Check the “Possible Causes” listed above. Visually inspect the related wiring harness and connectors. Check for damaged components and look for broken, bent, pushed out, or corroded connector’s pins.
Cost of diagnosing the P0238 AUDI code
The cost of diagnosing the P0238 AUDI code is 1.0 hour of labor. The auto repair labor rates vary by location, your vehicle’s make and model, and even your engine type. Most auto repairs shops charge between $75 and $150 per hour.

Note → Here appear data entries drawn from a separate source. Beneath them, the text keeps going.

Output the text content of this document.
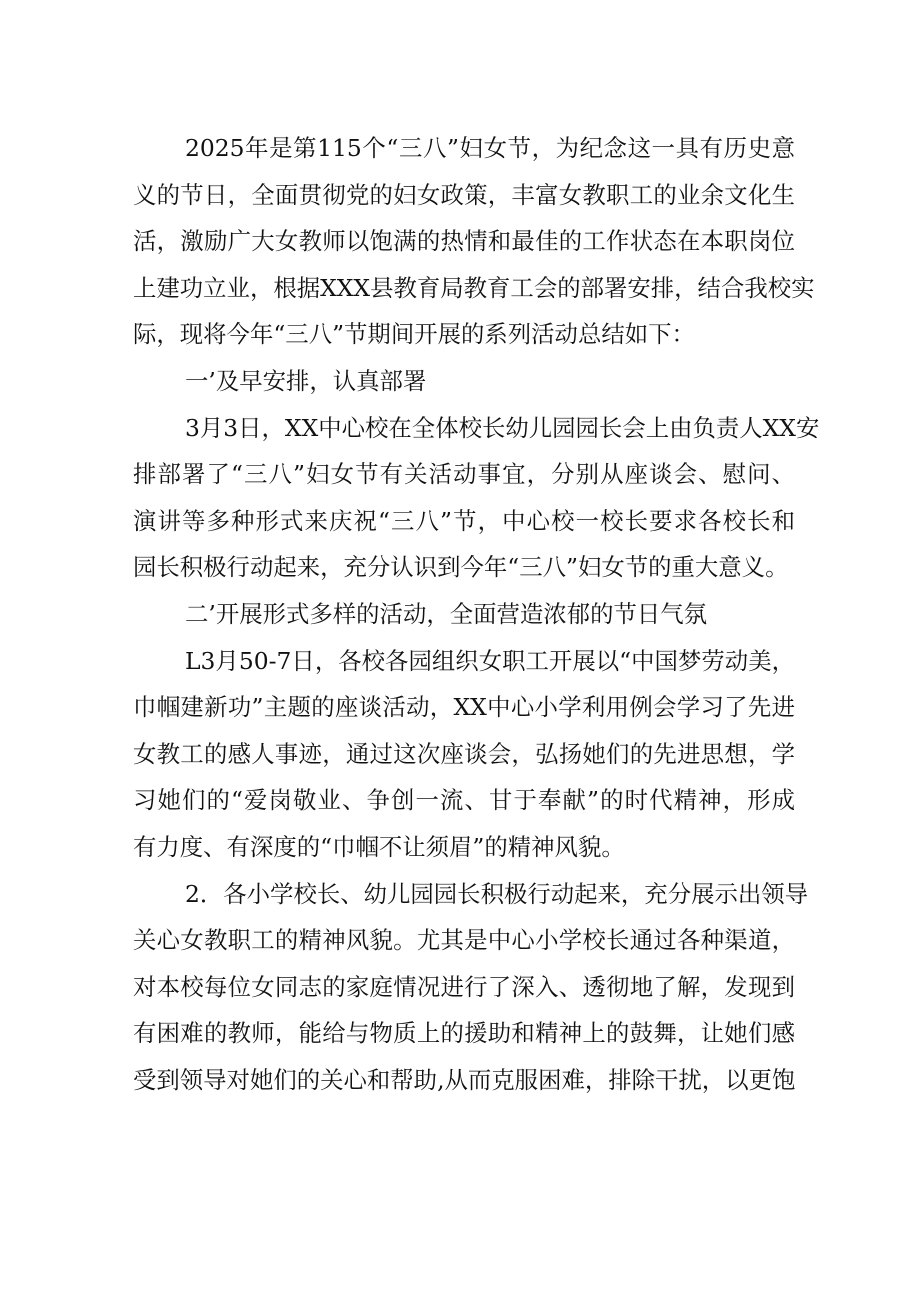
2025年是第115个“三八”妇女节，为纪念这一具有历史意
义的节日，全面贯彻党的妇女政策，丰富女教职工的业余文化生
活，激励广大女教师以饱满的热情和最佳的工作状态在本职岗位
上建功立业，根据XXX县教育局教育工会的部署安排，结合我校实
际，现将今年“三八”节期间开展的系列活动总结如下：
一’及早安排，认真部署
3月3日，XX中心校在全体校长幼儿园园长会上由负责人XX安
排部署了“三八”妇女节有关活动事宜，分别从座谈会、慰问、
演讲等多种形式来庆祝“三八”节，中心校一校长要求各校长和
园长积极行动起来，充分认识到今年“三八”妇女节的重大意义。
二’开展形式多样的活动，全面营造浓郁的节日气氛
L3月50-7日，各校各园组织女职工开展以“中国梦劳动美，
巾帼建新功”主题的座谈活动，XX中心小学利用例会学习了先进
女教工的感人事迹，通过这次座谈会，弘扬她们的先进思想，学
习她们的“爱岗敬业、争创一流、甘于奉献”的时代精神，形成
有力度、有深度的“巾帼不让须眉”的精神风貌。
2．各小学校长、幼儿园园长积极行动起来，充分展示出领导
关心女教职工的精神风貌。尤其是中心小学校长通过各种渠道，
对本校每位女同志的家庭情况进行了深入、透彻地了解，发现到
有困难的教师，能给与物质上的援助和精神上的鼓舞，让她们感
受到领导对她们的关心和帮助,从而克服困难，排除干扰，以更饱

- Engine Light ON (or Service Engine Soon Warning Light)
P0238 AUDI Description
This fault code is stored in the engine control module when the actual boost pressure differs from the desired boost pressure. When this fault code is stored the ECM enters a limited operating strategy. This reduces the boost pressure to a minimum to limit the possibility of damage caused by excessive boost pressure.
Variable geometry turbocharger.
Most systems have a failsafe function. The turbocharger is in a position where it is unable to deliver any measurable boost pressure. When the engine starts, a depression, or vacuum, is applied to the turbocharger. This causes the vanes in the turbocharger to move to a position where maximum boost pressure can be delivered. As the boost pressure increases the depression applied to the turbocharger is reduced. This reduces the increase of boost pressure as the engine load increases. An electrical or vacuum system failure will result in a loss of boost pressure.
An over boost condition is normally caused by a malfunction within the turbocharger. This malfunction causes the vanes to become stuck in a position which causes the boost pressure to increase.
An under boost condition can be caused by a faulty turbo boost control solenoid, leaking vacuum pipes, or an electrical malfunction of the boost pressure control circuit.
If a vacuum-operated solenoid is used to control the system a blocked vent can also result in an over-boost condition.
Where a turbocharger control module is used an electrical malfunction can cause the actuator to get jammed in one position. Depending on where the actuator jams the boost pressure can be affected accordingly.